Months before its October premiere on Paramount+, Avatar: Aang, The Last Airbender has leaked online, and from the sounds of it, the footage is the real deal.
It started on April 12 when X user @ImStillDissin claimed Nickelodeon had accidentally emailed them the entire film. They posted two clips totaling around 3 minutes of footage.
SECTION BELOW INCLUDES SPOILERS
The first shows an adult Team Avatar reviving an ancient Airbender who had been frozen in ice, a clear nod to how Aang himself was found.
The second, apparently from later in the film, features that same Airbender attempting to drag a temple out of the Spirit World and into the physical world, which goes about as chaotically as you’d expect.
Paramount responded by issuing DMCA takedowns, and the videos were pulled with a copyright notice, which, more than anything, confirmed the footage was legitimate.
The clips also revealed a credits image that filled in some casting blanks. Ke Huy Quan plays an Avatar named Xian; Ken Jeong voices the popular (and perpetually wronged) Cabbage Merchant; Dave Bautista’s character is a villain named Tagah (the ancient Airbender from the clips); and Taika Waititi voices a Spirit World creature called a Gorillavark.

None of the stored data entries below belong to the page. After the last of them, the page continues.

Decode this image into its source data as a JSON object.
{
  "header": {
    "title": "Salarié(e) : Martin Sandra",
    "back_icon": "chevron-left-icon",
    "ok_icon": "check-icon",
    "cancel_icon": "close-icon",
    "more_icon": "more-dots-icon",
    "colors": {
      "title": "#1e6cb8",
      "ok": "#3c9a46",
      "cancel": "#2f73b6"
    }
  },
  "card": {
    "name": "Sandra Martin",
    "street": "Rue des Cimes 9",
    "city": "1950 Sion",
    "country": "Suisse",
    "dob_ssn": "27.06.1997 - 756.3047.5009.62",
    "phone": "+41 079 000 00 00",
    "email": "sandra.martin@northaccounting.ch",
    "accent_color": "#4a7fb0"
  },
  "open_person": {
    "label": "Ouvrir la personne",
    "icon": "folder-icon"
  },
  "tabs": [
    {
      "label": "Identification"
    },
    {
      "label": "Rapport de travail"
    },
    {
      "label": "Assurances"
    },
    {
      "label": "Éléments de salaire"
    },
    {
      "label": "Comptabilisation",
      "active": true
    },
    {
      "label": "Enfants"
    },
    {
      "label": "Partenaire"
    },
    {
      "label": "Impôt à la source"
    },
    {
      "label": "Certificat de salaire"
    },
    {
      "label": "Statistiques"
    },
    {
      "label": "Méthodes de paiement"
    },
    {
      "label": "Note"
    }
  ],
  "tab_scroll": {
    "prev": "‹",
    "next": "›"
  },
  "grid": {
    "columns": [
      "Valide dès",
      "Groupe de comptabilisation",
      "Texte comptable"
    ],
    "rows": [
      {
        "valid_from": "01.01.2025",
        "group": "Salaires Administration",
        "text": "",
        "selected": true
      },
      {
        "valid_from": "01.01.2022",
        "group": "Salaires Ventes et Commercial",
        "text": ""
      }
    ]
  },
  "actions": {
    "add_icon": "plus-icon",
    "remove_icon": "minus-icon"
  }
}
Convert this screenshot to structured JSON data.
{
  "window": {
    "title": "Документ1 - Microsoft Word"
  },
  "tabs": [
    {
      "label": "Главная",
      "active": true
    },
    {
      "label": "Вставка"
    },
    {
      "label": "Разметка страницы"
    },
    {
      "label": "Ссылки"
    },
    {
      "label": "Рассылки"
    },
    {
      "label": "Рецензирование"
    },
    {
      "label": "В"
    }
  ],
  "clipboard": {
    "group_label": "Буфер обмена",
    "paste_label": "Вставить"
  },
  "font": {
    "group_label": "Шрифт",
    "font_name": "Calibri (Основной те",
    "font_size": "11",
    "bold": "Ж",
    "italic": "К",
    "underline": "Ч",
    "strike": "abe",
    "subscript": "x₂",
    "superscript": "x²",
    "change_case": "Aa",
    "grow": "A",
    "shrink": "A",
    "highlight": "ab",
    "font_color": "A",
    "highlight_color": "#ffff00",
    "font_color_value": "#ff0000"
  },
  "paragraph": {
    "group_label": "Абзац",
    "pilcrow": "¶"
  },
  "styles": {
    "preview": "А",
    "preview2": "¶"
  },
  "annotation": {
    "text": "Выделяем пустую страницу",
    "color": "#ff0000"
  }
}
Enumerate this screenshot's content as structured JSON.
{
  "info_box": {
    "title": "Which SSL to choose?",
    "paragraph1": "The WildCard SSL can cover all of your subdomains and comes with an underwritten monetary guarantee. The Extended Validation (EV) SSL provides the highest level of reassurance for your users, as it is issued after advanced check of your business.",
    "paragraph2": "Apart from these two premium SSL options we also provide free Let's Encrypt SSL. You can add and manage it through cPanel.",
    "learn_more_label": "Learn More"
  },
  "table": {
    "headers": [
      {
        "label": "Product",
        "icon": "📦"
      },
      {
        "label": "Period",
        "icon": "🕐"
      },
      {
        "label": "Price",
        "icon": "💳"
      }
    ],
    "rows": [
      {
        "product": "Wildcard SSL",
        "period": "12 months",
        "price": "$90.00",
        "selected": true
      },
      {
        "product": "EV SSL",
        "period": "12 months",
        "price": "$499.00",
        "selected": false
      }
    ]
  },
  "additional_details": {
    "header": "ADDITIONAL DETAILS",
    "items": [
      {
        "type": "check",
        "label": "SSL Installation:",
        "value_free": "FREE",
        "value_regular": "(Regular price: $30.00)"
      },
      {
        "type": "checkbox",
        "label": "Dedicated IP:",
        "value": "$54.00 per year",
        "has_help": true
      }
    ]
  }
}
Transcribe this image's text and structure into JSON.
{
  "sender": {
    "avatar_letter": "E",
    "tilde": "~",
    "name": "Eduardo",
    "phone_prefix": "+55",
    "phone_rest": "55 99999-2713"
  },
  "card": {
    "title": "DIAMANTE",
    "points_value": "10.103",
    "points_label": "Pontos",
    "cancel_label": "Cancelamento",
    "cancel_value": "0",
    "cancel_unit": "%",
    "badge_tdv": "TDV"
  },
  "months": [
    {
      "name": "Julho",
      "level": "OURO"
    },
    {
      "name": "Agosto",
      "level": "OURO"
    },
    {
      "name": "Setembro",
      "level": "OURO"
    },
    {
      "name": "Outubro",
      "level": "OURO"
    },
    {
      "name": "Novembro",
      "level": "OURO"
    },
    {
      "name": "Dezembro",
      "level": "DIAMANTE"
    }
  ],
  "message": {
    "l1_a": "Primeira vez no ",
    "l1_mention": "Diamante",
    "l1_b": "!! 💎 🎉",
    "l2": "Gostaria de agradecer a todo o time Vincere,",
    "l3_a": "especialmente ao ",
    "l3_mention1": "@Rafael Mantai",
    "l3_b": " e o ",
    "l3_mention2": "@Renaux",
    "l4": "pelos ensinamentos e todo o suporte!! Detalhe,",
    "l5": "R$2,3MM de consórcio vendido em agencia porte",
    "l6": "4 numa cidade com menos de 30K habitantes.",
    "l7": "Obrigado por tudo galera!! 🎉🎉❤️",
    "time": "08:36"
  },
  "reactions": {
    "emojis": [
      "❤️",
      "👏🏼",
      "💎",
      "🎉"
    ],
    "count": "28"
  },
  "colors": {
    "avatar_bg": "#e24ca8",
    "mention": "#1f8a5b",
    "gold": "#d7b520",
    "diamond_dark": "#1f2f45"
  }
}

The rest of the known cast includes Eric Nam as Aang, Steven Yeun as Zuko, and Geraldine Viswanathan, Freida Pinto, and Dee Bradley Baker in various roles.
Reporters who watched the footage said the 2D animation was impressive, detailed, and fluid and that the voices matched previously announced casting. The celebrity-heavy lineup might take some adjusting to, but the animation itself seems to have landed.
The film is directed by Lauren Montgomery and Steve Ahn, developed by Flying Bark, and produced under Avatar Studios, which was set up by original series creators Michael DiMartino and Bryan Konietzko.
It’s set after the original series but before The Legend of Korra, making it new story territory rather than a retread.
Paramount had already frustrated fans by moving the film from theaters to Paramount+ and with zero official promotional material released so far, the leak filled a vacuum that the studio itself created. No trailers, no stills, nothing. So when clips surfaced, the internet responded as anyone would have expected.